Left to fend for themselves, they are relegated to leper colonies where they can be amongst “their own,” often without treatment and without apparent hope. This is the pain of leprosy. Life separated from family and former friends. Life where the other residents bear the same “shameful” marks and disease. Life where all you see is the unsightly and loathsome ravages that others don’t want to see. Life in the pain of despair.

Through national missionaries and aid workers, Gospel for Asia (GFA)-supported leprosy ministry provides practical relief services to these victims, including food distribution, medical aid, health and hygiene awareness programs, adult education and tuition centers for children.

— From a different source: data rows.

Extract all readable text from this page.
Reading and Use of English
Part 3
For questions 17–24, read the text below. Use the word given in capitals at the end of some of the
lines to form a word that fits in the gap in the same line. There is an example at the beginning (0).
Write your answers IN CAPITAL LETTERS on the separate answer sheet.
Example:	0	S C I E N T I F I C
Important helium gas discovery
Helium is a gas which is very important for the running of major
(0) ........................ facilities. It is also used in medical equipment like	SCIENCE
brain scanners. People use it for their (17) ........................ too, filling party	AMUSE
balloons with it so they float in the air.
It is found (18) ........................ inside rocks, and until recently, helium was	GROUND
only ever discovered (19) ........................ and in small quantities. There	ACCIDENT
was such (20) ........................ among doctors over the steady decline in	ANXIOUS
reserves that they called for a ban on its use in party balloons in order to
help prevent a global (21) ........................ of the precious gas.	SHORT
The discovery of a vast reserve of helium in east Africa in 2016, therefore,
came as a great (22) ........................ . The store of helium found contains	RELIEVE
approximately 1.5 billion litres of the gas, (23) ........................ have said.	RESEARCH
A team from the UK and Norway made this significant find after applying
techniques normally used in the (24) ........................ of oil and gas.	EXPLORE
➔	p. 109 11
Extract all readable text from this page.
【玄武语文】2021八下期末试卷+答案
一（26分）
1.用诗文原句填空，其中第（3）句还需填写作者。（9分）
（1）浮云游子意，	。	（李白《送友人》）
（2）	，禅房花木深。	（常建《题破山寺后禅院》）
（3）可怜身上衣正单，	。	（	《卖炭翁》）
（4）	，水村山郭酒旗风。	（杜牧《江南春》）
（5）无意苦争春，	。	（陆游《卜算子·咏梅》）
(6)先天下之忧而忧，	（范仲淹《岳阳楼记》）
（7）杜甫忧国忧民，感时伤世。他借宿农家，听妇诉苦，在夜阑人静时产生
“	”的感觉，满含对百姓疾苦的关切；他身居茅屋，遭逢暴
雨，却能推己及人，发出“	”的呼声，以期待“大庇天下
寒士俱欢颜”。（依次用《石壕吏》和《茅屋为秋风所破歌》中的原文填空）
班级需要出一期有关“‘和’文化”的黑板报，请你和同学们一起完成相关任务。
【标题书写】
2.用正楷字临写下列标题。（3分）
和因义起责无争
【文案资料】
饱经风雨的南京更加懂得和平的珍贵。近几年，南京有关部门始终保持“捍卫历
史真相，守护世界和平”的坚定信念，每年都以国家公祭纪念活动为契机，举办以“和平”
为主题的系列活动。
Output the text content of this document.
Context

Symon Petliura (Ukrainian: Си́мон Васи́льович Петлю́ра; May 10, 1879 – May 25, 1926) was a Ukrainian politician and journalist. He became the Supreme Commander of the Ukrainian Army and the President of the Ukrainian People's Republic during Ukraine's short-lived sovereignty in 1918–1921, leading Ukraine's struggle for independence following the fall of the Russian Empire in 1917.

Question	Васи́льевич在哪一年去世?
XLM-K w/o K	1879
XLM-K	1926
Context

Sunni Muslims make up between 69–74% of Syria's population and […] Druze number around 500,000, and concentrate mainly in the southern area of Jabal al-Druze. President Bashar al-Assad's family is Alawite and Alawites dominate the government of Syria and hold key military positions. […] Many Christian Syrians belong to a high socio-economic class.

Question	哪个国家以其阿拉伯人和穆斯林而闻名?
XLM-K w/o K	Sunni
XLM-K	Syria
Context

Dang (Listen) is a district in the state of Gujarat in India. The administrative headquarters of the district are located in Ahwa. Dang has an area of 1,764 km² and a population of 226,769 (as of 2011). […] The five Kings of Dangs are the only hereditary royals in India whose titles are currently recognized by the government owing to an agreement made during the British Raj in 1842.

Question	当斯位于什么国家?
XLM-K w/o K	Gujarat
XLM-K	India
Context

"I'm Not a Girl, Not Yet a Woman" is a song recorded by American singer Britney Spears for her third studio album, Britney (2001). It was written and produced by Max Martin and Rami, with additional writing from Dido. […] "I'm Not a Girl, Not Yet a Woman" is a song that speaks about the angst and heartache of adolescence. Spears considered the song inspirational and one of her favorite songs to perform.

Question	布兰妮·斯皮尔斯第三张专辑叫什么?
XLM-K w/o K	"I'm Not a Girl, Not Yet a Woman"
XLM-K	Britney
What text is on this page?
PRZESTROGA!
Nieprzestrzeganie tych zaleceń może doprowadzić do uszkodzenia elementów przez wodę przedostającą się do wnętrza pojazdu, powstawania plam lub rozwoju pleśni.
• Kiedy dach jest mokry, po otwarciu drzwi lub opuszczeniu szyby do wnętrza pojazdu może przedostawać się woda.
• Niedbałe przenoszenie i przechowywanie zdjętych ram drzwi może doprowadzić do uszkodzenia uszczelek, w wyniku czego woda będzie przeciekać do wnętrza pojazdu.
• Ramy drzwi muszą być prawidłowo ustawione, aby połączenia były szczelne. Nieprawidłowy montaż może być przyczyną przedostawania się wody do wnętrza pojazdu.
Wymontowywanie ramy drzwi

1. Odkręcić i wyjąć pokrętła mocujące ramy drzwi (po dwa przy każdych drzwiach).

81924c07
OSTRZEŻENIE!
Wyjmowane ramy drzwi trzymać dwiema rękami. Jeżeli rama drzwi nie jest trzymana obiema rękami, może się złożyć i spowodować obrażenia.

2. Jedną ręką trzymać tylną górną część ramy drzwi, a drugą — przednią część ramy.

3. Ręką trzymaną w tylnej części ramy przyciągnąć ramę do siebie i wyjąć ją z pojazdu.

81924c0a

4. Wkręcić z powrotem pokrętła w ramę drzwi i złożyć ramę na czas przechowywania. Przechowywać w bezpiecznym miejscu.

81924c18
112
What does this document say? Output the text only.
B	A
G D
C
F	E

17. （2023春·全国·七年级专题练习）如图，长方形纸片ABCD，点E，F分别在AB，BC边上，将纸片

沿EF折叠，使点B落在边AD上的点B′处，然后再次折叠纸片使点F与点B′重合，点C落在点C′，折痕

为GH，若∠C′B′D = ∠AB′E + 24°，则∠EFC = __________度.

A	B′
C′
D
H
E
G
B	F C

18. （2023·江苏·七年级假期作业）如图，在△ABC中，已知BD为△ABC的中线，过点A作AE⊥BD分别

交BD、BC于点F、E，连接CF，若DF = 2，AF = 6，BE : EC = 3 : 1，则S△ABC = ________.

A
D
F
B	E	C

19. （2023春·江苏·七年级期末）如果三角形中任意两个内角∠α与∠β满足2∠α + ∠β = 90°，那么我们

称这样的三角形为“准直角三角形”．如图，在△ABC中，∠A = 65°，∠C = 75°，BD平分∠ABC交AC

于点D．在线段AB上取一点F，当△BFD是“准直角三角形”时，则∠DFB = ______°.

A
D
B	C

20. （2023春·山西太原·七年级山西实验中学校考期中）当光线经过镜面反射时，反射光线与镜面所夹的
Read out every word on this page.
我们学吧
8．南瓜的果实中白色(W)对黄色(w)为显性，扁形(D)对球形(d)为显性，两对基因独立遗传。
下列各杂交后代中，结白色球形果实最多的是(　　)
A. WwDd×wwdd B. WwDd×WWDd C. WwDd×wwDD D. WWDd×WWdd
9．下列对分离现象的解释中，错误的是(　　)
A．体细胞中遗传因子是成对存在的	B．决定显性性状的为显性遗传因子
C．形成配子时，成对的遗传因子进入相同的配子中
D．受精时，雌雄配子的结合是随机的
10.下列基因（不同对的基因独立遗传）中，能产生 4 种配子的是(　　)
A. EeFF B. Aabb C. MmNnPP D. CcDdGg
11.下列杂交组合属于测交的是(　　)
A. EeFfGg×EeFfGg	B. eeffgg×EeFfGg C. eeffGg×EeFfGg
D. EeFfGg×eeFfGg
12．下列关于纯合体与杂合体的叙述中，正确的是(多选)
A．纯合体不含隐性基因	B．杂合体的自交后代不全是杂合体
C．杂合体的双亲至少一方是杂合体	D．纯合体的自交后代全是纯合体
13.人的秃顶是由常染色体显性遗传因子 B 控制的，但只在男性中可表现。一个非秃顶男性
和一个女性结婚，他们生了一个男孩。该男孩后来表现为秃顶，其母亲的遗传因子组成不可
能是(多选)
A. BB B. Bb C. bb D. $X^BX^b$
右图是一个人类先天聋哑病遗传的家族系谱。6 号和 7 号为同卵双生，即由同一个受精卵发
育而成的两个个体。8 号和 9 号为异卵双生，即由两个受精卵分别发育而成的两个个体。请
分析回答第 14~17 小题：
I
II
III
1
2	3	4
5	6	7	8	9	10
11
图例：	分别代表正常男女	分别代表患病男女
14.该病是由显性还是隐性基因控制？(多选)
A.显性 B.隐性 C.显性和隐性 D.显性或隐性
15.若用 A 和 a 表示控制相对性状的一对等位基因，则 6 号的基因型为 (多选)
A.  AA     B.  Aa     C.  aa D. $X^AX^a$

The ministry also offers Sunday school and fellowship groups to those forced to live in leprosy colonies, giving sufferers the opportunity to hear about Jesus’ unconditional love for them.

During the week surrounding World Leprosy Day, Gospel for Asia (GFA)-supported missionaries demonstrate Christ’s love through special one-day programs. Beyond their routine care for these leprosy patients, they also clean leprosy colonies and individual patient homes. Doctors will also visit the colonies to provide much-needed medical care. In addition, missionary teams will provide patients with gifts, such as blankets, shoes and goats, which can be used for individual or community income-producing opportunities.”

Prayer Point: Pray that people with leprosy will see the unconditional love of Jesus, as demonstrated to them by GFA-supported national workers.